Martina Leibovici Mühlberger, nuestra editora en el mes de febrero, comparte con nosotros la siguiente pregunta: ¿Es posible que el pensamiento creativo de cada niño esté conectado con principios éticos?

Puede que solo sea un pequeño e insignificante detalle del plan de estudios de primaria. Sin embargo, quiero compartirlo con vosotros porque, a veces, algunos detalles aparentemente sin importancia nos ofrecen ciertas perspectivas. Este año, mi hija pequeña ha empezado el primer curso de primaria. Uno de los primeros temas del plan de estudios se titulaba «Del campo a la mesa» y su objetivo era intentar hacer partícipes a los niños del proceso que siguen las frutas, verduras y otros productos del campo o del huerto desde que se cultivan en la tierra hasta que llegan a sus casas. Este tema incluía excursiones a granjas cercanas, charlas sobre las diferentes etapas del cultivo y la posterior cosecha, investigaciones en tiendas de alimentación y un mercado de verduras local y también cocinar la comida en clase. Durante uno de los pasos de la investigación, a cada niño se le daba una judía para que pudiera experimentar personalmente el proceso de plantarla, cuidarla y verla crecer.

Hubo un gran entusiasmo y en la clase se generó una gran expectación cuando, por fin, las 22 macetitas se llenaron de tierra y comenzaron las discusiones sobre cómo colocar cada judía del mejor modo en la tierra. Las macetas se alinearon en una balda cerca de las ventanas y se dejaron al cuidado personal de cada niño.

Pasaron un par de días hasta que los primeros brotecitos se hicieron visibles, uno tras otro. Los niños controlaron con ilusión el proceso de crecimiento de los tallos de judías que llevaban sus nombres o pequeños símbolos. 

Como sabemos, en la naturaleza existe un cierto margen de desarrollo dentro de una misma especie, que en el «mundo de los tallos de judías» se manifiesta mediante diferentes velocidades de crecimiento y un número variable de hojas o flores, que implicarán que el aspecto de las plantas sea mejor o peor. Embriagada por el espíritu de las ciencias naturales según me habían enseñado, mi hija y yo desarrollamos un ritual matutino. Cada mañana, cuando la llevaba a clase, pasábamos un par de minutos juntas admirando la planta y comentando su progreso. Por casualidad, la judía de mi hija creció con una impresionante rapidez y presentaba un desarrollo de lo más espléndido.
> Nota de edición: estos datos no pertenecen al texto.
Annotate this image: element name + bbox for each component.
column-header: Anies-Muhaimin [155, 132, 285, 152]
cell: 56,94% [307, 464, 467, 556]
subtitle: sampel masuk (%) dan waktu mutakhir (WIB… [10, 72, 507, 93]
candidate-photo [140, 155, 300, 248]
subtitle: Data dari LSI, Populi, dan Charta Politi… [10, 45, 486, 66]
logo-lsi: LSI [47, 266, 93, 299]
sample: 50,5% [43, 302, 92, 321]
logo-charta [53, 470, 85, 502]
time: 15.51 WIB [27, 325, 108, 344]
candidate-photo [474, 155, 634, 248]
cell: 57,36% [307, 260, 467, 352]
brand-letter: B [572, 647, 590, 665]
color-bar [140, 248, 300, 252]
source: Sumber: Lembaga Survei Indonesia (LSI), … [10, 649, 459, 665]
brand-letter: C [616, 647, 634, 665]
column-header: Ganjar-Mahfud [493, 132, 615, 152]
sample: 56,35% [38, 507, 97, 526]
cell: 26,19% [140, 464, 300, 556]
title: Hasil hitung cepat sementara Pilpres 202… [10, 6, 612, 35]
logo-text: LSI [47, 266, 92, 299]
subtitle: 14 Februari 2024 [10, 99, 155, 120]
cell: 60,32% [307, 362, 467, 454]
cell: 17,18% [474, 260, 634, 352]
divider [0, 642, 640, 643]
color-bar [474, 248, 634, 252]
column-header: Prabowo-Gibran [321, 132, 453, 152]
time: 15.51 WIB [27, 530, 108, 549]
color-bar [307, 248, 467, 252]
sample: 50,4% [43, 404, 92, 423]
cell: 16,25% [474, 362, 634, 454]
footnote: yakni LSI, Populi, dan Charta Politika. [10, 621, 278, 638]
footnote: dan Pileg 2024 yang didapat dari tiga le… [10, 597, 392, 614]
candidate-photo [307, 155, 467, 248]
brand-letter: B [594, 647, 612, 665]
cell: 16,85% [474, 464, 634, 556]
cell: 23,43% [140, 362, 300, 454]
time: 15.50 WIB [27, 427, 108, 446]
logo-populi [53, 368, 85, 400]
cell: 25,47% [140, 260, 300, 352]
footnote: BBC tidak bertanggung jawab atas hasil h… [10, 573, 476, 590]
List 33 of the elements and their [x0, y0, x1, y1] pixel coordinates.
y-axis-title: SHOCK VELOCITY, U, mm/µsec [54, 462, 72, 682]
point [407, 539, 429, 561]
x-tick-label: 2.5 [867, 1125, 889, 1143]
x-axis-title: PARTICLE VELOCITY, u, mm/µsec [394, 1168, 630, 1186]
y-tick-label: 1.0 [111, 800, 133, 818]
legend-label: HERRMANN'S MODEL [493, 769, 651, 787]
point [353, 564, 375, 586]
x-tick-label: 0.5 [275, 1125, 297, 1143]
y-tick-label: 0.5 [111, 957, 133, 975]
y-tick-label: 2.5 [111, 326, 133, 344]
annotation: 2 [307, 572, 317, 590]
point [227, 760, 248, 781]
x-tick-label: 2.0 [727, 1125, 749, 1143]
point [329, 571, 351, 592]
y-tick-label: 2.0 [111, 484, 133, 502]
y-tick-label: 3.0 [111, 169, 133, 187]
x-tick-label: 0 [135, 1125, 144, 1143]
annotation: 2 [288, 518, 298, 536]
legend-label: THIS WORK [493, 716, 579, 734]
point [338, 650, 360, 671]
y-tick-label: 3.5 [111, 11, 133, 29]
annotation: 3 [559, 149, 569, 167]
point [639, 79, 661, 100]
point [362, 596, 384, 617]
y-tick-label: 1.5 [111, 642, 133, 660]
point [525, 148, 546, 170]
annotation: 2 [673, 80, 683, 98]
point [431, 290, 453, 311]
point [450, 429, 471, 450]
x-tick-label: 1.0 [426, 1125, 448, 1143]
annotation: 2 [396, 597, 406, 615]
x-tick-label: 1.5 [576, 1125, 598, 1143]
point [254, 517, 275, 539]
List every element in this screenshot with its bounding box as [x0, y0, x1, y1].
Guiada por mi modo de ver el mundo, newtoniano y mecanicista, un día pensé que si conducía el diálogo con mi hija acerca del espléndido florecimiento de su planta hacia los factores que lo motivaban, tendría una buena ocasión para conseguir que pensara de forma reflexiva y asociativa. «Bueno, Angelina —le dije a mi hija de cinco años— ¿por qué crees que tu tallo está creciendo así de bien?». Estaba preparada y esperaba alguna respuesta que me demostrara su capacidad de relacionar causa-efecto, como: «Pues la regué más que los demás niños..., está más cerca de la luz de la ventana...., le da más calor de la estufa que tiene cerca..., la planté en el mejor lugar de la maceta.... o... mi judía era un poco más grande desde el principio...». Con cualquiera de estas respuestas me habría sentido satisfecha, permitiéndome adoptar una postura relajada con respecto al desarrollo cognitivo de mi hija.
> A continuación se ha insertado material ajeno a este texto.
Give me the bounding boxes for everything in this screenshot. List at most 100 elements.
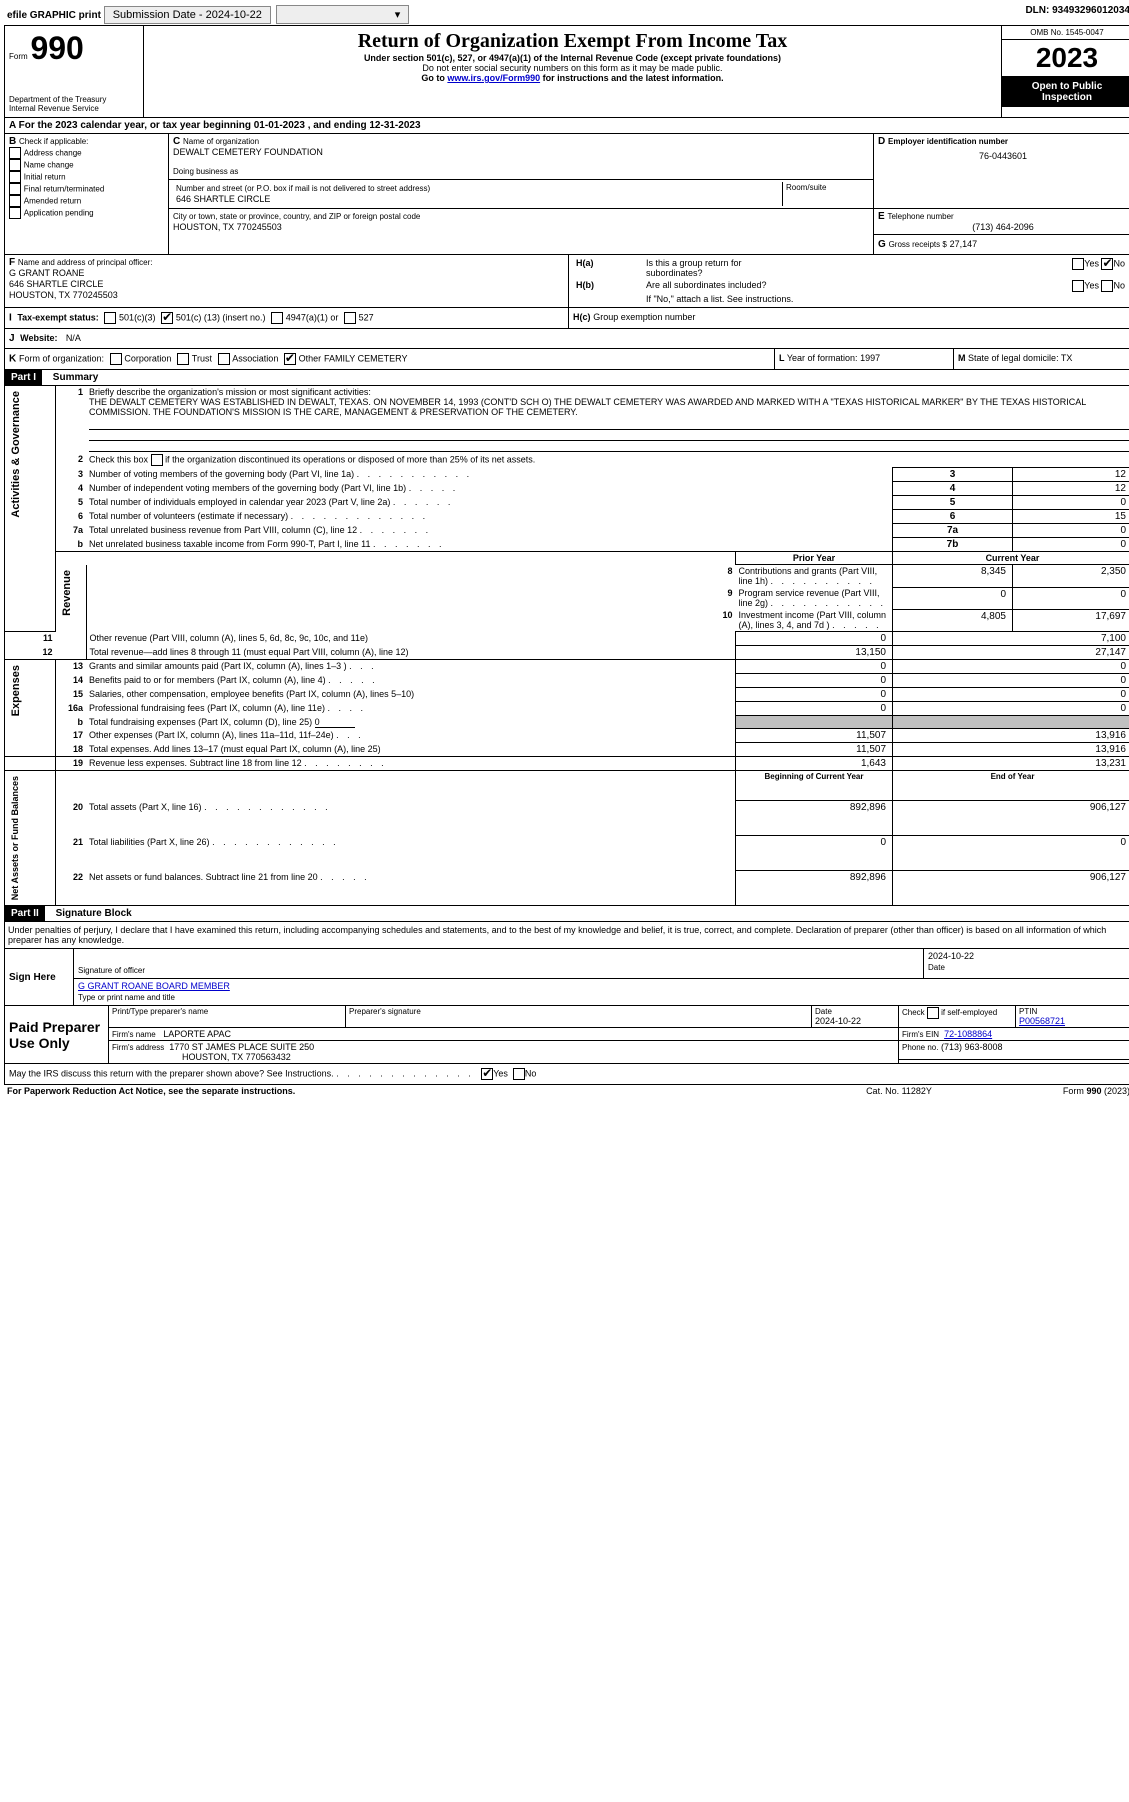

Sin embargo, mi hija pequeña me respondió de forma completamente diferente, dándome una lección sobre la estrechez de miras de mi concepción del mundo. Miró detenidamente todas las plantas alineadas en sus macetitas y finalmente me contestó con una profunda convicción: «Mami, es el AMOR el que hace que las plantas crezcan mejor. ¡Y yo quiero mucho a mi planta! Pienso mucho en ella y la quiero. Mira esa planta». Y precisamente para respaldar su teoría, señaló una mucho menos desarrollada. «Esa es la planta de Daniel. Se le olvida regarla y ponerla al sol. Y nunca se para a mirarla. Ya le he dicho que la tiene que querer más». De algún modo, me conmovió mucho aquella explicación creativa y acientífica. Y de algún modo llegué a la conclusión de que, en los niños pequeños, el proceso creativo en sí mismo, la habilidad —en aquel caso particular— de reajustar los hechos de una situación para encontrar una explicación inusual, debe de estar de alguna forma interconectada a un concepto ético básico y fundamental de concienciación, así como al profundo conocimiento de que el AMOR es la fuente de todos los procesos positivos.